According to a statement from the university to the Opelika-Auburn News on Tuesday night, “The football team chaplain isn’t an Auburn employee, and participation in activities he leads are voluntary.”

The letter from the FFRF references its 2014 open records request, saying the organization exchanged emails with a then-assistant athletic director, Cassie Arner, and submitted a $500 deposit, then never received the documents it requested from the university.

The letter also again requested documents including records of the chaplain’s travel with the football team and communication between the chaplain and football staff regarding Bible studies or other religious activities for the team.

“Auburn needs to shut down the prayer and chaplaincy that it has permitted for so long in its football program,” FFRF co-president Annie Laurie Gaylor said in a press release from the foundation. “By allowing it to continue, it is giving its official seal of approval to Christian proselytizing that is not only unconstitutional but also alienating to non-Christian and nonreligious athletes. No student should be expected to pray to play.”

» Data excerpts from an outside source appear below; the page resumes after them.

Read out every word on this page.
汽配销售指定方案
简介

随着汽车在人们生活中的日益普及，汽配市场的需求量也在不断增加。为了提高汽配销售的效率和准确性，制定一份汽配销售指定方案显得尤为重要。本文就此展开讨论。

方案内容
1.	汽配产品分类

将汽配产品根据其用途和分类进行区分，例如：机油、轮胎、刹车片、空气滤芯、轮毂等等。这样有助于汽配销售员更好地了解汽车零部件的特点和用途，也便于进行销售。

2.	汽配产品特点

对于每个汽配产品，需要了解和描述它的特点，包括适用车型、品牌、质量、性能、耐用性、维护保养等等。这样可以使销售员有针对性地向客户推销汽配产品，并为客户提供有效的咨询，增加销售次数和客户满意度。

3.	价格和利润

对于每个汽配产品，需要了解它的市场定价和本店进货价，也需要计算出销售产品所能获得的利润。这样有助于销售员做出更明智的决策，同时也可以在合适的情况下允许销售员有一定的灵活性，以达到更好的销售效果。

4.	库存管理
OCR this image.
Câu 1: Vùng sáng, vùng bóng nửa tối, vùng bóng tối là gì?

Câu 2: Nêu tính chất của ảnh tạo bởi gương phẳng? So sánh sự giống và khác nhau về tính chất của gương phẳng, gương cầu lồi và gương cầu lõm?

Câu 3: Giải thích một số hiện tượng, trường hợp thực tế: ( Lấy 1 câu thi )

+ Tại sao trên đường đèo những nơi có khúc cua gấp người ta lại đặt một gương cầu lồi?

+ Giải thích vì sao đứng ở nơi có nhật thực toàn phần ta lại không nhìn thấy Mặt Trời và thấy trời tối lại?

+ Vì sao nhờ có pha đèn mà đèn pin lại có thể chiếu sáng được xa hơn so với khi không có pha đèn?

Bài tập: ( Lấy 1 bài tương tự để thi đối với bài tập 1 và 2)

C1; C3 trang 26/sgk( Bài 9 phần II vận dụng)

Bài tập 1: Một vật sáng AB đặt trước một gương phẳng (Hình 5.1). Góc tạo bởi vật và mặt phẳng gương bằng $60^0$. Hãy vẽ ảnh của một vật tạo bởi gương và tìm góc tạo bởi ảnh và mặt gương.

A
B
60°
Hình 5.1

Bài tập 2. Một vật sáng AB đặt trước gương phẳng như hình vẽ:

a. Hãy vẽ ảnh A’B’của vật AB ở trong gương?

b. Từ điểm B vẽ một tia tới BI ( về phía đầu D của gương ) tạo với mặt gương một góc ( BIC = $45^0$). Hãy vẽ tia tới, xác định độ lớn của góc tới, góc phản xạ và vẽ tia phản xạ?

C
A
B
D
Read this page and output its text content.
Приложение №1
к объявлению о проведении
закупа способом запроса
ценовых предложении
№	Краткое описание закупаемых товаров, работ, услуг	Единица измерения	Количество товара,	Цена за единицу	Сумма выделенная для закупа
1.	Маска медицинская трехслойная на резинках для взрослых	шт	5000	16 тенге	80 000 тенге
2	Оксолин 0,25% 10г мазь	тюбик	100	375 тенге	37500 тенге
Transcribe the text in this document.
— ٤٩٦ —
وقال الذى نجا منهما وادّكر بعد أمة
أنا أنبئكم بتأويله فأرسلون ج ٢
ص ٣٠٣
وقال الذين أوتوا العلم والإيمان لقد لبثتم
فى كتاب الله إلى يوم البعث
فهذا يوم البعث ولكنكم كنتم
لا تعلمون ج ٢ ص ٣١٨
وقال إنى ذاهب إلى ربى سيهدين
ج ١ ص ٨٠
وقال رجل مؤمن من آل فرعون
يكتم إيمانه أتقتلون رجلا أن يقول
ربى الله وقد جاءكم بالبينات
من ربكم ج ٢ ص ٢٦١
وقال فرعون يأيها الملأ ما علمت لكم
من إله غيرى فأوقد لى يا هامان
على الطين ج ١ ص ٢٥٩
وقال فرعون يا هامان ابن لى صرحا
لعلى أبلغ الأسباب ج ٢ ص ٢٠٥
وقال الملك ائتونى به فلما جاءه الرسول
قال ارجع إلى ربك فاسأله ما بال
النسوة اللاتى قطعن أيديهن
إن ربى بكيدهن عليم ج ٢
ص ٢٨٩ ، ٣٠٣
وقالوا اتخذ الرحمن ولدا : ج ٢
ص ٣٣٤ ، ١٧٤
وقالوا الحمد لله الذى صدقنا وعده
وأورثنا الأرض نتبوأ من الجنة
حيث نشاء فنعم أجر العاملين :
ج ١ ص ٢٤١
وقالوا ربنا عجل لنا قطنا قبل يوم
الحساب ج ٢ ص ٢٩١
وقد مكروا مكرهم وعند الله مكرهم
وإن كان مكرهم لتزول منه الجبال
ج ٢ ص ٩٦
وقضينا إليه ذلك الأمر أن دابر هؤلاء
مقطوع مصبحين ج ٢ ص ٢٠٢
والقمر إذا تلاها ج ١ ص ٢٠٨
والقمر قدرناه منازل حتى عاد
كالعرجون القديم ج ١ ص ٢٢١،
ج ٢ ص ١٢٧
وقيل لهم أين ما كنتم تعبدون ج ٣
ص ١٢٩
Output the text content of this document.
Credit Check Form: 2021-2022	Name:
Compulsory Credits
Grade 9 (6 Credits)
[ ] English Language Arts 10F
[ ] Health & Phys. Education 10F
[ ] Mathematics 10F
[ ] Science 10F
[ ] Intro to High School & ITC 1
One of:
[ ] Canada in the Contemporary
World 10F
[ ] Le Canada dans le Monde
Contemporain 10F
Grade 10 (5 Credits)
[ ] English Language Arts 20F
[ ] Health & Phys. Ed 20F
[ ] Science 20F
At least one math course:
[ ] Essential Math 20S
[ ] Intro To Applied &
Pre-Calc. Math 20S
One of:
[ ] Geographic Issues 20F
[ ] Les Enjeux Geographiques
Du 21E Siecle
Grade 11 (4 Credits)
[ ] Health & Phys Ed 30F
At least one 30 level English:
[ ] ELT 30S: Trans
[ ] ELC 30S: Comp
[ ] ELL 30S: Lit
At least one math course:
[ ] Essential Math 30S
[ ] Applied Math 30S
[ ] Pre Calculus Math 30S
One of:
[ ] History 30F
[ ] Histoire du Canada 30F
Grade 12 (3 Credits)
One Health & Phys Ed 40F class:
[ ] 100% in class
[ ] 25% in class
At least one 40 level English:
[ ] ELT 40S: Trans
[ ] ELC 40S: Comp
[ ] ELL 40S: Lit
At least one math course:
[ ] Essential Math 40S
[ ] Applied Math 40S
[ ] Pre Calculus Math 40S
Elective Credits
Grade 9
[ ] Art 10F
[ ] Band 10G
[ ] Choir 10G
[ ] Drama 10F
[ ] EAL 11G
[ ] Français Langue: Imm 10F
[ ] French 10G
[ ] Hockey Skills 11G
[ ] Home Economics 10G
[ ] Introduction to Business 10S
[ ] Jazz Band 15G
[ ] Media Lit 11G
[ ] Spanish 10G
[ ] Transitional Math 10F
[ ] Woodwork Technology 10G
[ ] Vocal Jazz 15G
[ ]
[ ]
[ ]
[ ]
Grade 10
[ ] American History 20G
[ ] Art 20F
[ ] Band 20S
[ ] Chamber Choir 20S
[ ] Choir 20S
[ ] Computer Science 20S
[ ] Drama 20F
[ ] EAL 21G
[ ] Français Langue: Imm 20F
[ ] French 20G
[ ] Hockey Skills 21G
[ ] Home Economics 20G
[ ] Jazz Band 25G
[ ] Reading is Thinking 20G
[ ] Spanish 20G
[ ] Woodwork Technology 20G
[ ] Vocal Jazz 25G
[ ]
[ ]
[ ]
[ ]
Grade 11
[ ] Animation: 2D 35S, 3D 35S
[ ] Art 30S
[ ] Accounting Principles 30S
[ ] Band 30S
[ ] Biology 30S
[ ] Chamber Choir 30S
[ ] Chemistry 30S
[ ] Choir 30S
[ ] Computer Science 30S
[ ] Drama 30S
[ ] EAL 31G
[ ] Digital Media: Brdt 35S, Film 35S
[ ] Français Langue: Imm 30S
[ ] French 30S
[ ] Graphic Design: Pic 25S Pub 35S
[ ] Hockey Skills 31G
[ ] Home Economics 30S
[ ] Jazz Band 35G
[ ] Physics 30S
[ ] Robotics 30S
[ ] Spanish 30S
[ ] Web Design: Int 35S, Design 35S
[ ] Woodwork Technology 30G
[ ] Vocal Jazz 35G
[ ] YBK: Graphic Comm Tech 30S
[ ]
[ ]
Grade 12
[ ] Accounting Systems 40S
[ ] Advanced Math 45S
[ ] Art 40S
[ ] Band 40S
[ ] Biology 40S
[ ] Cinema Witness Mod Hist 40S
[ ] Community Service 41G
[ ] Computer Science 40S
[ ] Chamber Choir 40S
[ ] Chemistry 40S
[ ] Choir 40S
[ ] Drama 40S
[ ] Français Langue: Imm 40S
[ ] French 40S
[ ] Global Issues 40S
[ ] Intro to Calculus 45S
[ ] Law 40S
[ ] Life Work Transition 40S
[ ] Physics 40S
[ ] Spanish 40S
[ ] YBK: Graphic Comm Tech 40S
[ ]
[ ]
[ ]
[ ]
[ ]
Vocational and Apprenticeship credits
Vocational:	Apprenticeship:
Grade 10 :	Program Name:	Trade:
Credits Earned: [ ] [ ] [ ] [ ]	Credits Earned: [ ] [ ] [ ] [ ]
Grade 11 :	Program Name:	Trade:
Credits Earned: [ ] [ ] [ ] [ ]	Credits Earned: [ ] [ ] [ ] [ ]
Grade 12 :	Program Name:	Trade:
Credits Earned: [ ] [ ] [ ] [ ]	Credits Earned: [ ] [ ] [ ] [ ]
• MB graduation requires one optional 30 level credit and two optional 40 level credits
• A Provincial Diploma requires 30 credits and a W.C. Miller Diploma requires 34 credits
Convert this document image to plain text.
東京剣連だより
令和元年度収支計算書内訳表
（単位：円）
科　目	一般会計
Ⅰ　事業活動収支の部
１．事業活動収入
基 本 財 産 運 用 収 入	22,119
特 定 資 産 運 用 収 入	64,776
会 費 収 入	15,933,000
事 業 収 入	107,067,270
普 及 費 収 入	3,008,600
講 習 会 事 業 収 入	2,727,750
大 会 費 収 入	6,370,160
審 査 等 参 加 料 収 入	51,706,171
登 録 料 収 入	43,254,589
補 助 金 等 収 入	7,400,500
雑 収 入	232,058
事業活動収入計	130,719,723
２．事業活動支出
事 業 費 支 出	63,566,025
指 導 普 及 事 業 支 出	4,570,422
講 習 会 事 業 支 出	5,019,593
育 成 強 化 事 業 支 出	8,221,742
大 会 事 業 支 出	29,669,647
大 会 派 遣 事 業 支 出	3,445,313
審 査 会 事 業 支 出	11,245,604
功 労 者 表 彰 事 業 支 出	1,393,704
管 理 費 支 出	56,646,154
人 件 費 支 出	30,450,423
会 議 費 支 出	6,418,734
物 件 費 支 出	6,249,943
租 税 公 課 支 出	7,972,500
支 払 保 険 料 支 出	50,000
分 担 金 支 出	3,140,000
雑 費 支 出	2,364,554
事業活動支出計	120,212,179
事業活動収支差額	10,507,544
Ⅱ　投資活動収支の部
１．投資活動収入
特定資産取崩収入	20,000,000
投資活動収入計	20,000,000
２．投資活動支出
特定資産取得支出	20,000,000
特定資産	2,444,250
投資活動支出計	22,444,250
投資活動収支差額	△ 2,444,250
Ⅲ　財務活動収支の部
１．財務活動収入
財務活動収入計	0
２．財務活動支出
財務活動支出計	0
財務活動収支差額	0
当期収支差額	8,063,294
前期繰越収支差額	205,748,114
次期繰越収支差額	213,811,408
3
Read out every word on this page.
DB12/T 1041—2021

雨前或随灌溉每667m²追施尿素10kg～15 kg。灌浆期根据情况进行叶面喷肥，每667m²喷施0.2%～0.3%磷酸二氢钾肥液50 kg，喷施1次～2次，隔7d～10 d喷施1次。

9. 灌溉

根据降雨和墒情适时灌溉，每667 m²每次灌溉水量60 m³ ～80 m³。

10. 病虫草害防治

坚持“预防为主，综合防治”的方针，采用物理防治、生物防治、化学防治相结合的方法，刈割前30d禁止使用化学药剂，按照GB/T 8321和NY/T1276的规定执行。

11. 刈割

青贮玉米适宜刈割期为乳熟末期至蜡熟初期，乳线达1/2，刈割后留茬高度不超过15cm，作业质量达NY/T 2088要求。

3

Williams’ legacy on the Plains

A former linebacker (1982-84) for the Tigers, Williams has served as the Auburn football team chaplain since 1999.

Williams also serves as the Auburn campus director for the Fellowship of Christian Athletes (FCA) and the State Director for Urban Ministries for FCA, according to his profile on the Auburn Athletics website. According to the Auburn University FCA website, Williams “ministers on a daily basis not only to coaches, players and their families, but to numerous staff throughout the athletic department as well.”

AU and FFRF in the past

The FFRF previously sent a letter Aug. 18, 2015, to then-Auburn University president Jay Gogue, urging the university to disallow “student body chaplains or other religious representatives” from having special access to players, as per the organization’s “Pray To Play Report” that was published in 2015.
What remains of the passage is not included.